La victoire d’Emmanuel Macron en 2022, remportée dans un duel avec Marine Le Pen, avec l’appui de tous ceux qui ont voté pour faire barrage à l’extrême droite (comme en 2017) et non parce qu’ils étaient favorable au programme d’Emmanuel Macron, ne lui donnait aucune légitimité pour mettre en œuvre son programme de régression sociale (retraite à 64 ans, réforme de l’indemnisation du chômage, réductions des impôts pour les plus riches…). Les Français sont descendus massivement dans la rue pour le dire à un Président qui pour toute réponse a envoyé les forces de l’ordre et utilisé, ad nauseam, l’article 49-3 de la Constitution. Il paie aujourd’hui le prix de son entêtement et de son aveuglement.
Mais la même chose pourrait arriver au NFP s’il pensait, avec son tiers de sièges à l’Assemblée nationale et 25,7% des voix, disposer d’un blanc-seing pour mettre en œuvre sa politique. Il ne serait pas plus légitime aujourd’hui qu’Emmanuel Macron ne l’était hier.
Personne n’a gagné cette élection.
Ni le RN qui ne peut pas s’en plaindre puisqu’il est favorable aux institutions de la Ve République. Il ne souhaite pas les modifier, mais attend le moment où il pourra profiter de leur déséquilibre pour exercer le pouvoir à sa guise.
Le NFP ne se plaint pas non plus du résultat du scrutin puisqu’il lui donne une représentation à l’Assemblée nationale supérieure à son poids réel dans le vote des Français.
Quant au camp du président, de la République, il enregistre une réelle défaite, dont l’ampleur a cependant été limitée par le front républicain et les désistements qui ont une fois encore conduit beaucoup d’électeurs de gauche à voter pour des candidats dont ils désapprouvent les orientations politiques. Il leur a fallu beaucoup d’abnégation pour voter pour Elisabeth Borne, responsable de la réforme des retraites, ou pour Gérald Darmanin qui a envoyé les CRS contre leurs manifestations et qui a piloté une loi immigration que Marine Le Pen a pu qualifier de victoire idéologique de ses idées. Mais ils l’ont fait une fois encore pour empêcher le RN d’accéder au pouvoir.
Alors, que faut-il faire ?
D’abord ne pas se mentir et ne pas mentir aux Français.

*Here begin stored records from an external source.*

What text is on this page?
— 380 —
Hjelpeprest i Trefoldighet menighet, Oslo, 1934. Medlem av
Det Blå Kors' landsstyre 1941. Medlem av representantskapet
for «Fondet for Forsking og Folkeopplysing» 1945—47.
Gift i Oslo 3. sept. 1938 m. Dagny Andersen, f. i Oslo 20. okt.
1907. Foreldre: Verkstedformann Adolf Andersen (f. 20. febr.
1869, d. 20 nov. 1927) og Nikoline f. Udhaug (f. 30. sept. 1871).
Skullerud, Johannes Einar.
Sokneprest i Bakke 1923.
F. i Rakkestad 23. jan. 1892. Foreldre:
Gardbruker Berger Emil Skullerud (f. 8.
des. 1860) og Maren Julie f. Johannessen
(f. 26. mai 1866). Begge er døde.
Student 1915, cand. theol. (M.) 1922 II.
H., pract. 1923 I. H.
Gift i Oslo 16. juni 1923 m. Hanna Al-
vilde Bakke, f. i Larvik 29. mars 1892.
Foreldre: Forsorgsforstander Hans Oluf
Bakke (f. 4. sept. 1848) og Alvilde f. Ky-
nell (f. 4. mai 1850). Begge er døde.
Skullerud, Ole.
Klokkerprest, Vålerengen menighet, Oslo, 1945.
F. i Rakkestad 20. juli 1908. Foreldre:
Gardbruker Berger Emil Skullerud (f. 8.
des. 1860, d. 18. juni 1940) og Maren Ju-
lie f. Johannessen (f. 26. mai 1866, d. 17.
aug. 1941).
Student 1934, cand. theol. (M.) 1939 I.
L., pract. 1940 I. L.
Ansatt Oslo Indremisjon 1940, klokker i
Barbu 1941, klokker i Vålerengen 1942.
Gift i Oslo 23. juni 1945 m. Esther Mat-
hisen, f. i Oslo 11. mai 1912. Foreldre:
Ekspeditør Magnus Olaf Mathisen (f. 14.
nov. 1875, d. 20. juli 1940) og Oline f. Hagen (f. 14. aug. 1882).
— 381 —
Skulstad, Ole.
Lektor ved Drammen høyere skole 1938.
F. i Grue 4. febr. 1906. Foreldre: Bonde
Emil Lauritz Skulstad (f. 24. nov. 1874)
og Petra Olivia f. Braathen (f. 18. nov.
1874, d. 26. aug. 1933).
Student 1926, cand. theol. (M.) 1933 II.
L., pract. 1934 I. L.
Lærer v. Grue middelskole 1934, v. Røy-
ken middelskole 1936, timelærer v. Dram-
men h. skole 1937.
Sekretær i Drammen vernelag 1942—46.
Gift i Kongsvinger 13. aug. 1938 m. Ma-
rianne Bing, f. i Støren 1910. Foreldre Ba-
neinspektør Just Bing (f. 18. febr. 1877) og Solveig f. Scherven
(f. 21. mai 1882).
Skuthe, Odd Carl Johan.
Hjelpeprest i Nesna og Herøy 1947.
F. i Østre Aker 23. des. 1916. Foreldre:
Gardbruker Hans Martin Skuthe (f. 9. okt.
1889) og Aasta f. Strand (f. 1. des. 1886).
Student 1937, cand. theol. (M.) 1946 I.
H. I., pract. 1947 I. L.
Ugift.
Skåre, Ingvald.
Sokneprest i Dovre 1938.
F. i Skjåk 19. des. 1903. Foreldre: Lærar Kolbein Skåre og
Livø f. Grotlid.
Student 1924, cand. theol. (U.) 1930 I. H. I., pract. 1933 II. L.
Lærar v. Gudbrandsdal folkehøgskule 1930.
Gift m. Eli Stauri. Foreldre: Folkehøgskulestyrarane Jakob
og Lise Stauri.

Le discours de Jean-Luc Mélenchon, quelques minutes après 20 heures, le soir du second tour, constitue une maladresse de plus. En revendiquant sans nuance la victoire et le pouvoir pour « appliquer le programme du NFP, rien que le programme mais tout le programme », il met la gauche dans une impasse qu’elle paiera si le cap n’est pas corrigé.
La gauche ne peut pas mettre en œuvre son programme, il faut le dire clairement. Elle ne le peut pas parce qu’elle n’est pas majoritaire.
Pour abroger la loi sur les retraites imposée par Macron grâce au 49-3, il faudrait une autre loi. Or, il n’existe pas de majorité à l’Assemblée nationale ni au Sénat, pour voter une loi permettant de prendre sa retraite à 62 ans, et encore moins à 60 ans.
Entendre les responsables de la gauche dire que s’ils constituent le gouvernement ils proposeront tout de même une loi abrogeant la réforme des retraites et que « chacun devra choisir son camp », ou selon Olivier Faure (France Inter matin le 8 juillet), que « nous verrons dans ce cas qui mêlera sa voix à celle du RN », sous-entendu, si une motion de censure est proposée, est choquant. C’est exactement ce que disait Elisabeth Borne pour imposer sa réforme.
Est-ce ainsi que la gauche entend gouverner ?
Dans ce cas, elle ne gouvernera pas longtemps et nul doute qu’elle le paiera cher aux prochaines élections.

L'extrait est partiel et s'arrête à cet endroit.